There are three reasons behind Italy’s fragmented parliament. First, post-World War II Italian elections have always had a strong component of proportional representation – that is, the number of seats each party has is proportional to the number of votes it receives. So in Italy, a party that gets 5% of the national vote can expect to get 5% of the seats. Compare this with the UK system, in which a party that gets 5% of the national vote is likely to get zero seats.

An Aerial Shot Shows The Italian Parliament With Circular Seating.
One parliament, many parties.
Antonio Masiello/Getty Images

Under Italy’s proportional representation laws, no party can form a majority of parliamentary seats by a majority of votes. And with so many parties, it is very unlikely that any one party can get an outright majority. So instead, the party with the largest non-majority must find a coalition to form a coalition government.

Second, the 1993 electoral law reforms created an incentive for Italian politicians to form or find new parties. After those reforms and the dissolution of the once dominant Christian Democratic Party – which by that time was the largest party in every post-war Italian government – ​​political entrepreneurs found that they focused more attention by forming new parties, or breaking away from existing ones. can attract. parties. We’re seeing some of this now with the high-profile departure from 5-Star. This is when politicians want to set themselves up for the next election.

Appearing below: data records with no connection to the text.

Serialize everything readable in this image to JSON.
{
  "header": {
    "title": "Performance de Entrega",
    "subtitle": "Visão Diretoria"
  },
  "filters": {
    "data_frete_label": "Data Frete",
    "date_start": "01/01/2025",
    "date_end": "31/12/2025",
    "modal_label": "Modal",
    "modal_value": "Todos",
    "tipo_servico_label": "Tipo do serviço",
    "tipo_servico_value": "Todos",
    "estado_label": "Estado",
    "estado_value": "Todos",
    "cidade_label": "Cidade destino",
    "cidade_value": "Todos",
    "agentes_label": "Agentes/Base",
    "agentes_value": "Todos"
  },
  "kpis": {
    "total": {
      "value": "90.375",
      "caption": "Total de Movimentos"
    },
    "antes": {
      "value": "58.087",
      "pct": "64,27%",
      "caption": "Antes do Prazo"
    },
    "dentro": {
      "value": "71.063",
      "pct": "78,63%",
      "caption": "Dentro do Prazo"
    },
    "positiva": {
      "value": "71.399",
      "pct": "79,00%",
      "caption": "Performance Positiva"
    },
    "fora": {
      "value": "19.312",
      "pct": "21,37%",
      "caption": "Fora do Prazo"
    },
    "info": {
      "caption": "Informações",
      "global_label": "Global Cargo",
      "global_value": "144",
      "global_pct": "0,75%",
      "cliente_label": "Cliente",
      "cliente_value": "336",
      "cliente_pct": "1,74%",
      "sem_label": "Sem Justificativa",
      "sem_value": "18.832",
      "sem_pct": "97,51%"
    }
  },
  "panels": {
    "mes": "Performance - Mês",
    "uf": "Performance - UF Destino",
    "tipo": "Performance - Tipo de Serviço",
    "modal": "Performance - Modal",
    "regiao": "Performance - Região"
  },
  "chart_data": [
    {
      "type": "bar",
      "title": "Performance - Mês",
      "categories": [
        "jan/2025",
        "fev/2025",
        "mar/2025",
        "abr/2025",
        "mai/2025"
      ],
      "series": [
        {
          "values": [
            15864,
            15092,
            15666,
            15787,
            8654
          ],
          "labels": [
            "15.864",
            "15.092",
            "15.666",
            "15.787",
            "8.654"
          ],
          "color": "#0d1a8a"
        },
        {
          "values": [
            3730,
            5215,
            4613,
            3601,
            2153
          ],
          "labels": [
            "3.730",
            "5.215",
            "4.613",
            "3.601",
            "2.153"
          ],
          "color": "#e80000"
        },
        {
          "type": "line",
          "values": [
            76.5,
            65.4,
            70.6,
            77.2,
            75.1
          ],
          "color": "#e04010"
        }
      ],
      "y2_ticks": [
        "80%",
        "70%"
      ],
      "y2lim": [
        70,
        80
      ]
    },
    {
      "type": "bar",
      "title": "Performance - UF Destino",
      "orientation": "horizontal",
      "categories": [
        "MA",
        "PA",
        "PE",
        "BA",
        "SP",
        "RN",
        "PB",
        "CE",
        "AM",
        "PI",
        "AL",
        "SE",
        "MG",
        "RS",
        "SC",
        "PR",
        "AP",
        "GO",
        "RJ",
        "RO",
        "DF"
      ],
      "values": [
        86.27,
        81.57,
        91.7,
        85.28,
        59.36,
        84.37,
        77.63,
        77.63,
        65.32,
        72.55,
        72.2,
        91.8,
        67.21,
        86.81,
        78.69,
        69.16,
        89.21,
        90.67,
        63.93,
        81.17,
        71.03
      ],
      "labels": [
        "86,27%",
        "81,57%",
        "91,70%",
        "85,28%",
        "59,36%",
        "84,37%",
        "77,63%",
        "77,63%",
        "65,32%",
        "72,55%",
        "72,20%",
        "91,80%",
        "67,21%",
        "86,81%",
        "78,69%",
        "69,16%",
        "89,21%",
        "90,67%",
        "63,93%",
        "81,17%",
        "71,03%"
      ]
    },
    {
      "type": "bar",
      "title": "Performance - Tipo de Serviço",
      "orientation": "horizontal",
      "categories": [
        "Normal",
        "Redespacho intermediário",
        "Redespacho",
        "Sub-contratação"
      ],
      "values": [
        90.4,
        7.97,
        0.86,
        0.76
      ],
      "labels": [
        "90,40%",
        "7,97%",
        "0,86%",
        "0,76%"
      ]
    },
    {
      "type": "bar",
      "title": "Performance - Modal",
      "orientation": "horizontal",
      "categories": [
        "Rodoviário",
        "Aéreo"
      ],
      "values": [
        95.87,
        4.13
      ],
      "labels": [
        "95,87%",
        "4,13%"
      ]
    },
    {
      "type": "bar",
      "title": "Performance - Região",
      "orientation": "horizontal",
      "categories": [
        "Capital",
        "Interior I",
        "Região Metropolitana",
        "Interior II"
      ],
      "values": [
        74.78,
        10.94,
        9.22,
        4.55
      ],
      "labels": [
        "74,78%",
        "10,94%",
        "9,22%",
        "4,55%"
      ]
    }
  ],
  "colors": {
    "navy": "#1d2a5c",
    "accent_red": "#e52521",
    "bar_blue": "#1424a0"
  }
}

Third, the breakdown of traditional politics in Italy encouraged the formation of new parties. It used to be that voters cared about where a party stood in two areas: left-right politics, and whether they were secular or religious.

he changed. Now, voters are driven not only by left-right politics but also by a number of factors, such as whether a party is pro or anti-EU, or whether it is tolerant of immigration or anti-immigration. So you get parties like 5-star that are anti-immigrant and anti-EU, but don’t fit so well on the left-right political axis.

Are the alliances on the verge of failure?

Not necessarily. Italy has experienced several relatively stable alliances. Romano Prodi’s coalition government lasted from 1996 to the end of 1998. He faced a lot of problems during that period, but Prodi managed to keep that alliance going. And in the 1980s, the coalition put together by socialist Benedetto Craxi lasted four years. Craxi’s coalition suffered a brief hiccup – it fell apart, then was quickly rebuilt – but was composed of the same parties.

And if you look at the European horizon, there is a common form of coalition government. An alliance is the norm in Germany, and they are quite common in Scandinavian countries as Norway. And they often live longer.

I don’t think alliances are inherently unstable. Draghi is a relatively popular figure, but his coalition has faced challenges ranging from economic problems and Italy’s response to the pandemic to an immigration crisis that will not go away. The tipping point on the government’s response to the cost of life crisis was a fight – the 5-star was prompting Draghi to do more to support the hard-pressed Italians. And Draghi has said he would not rule without the support of 5-Star, the largest party in Italy’s parliament when parliamentary elections were held in 2018.

So what happens next?

The election is now expected to be held in late September. Until then, it looks like Draghi will remain as prime minister in a caretaker capacity. Meanwhile, it is likely that there will be some further fragmentation within the parties represented in parliament as politicians maneuver for electoral gains. Yet at this point politicians also have to consider the risk of sounding irresponsible and fickle, with parliamentary elections coming up very soon.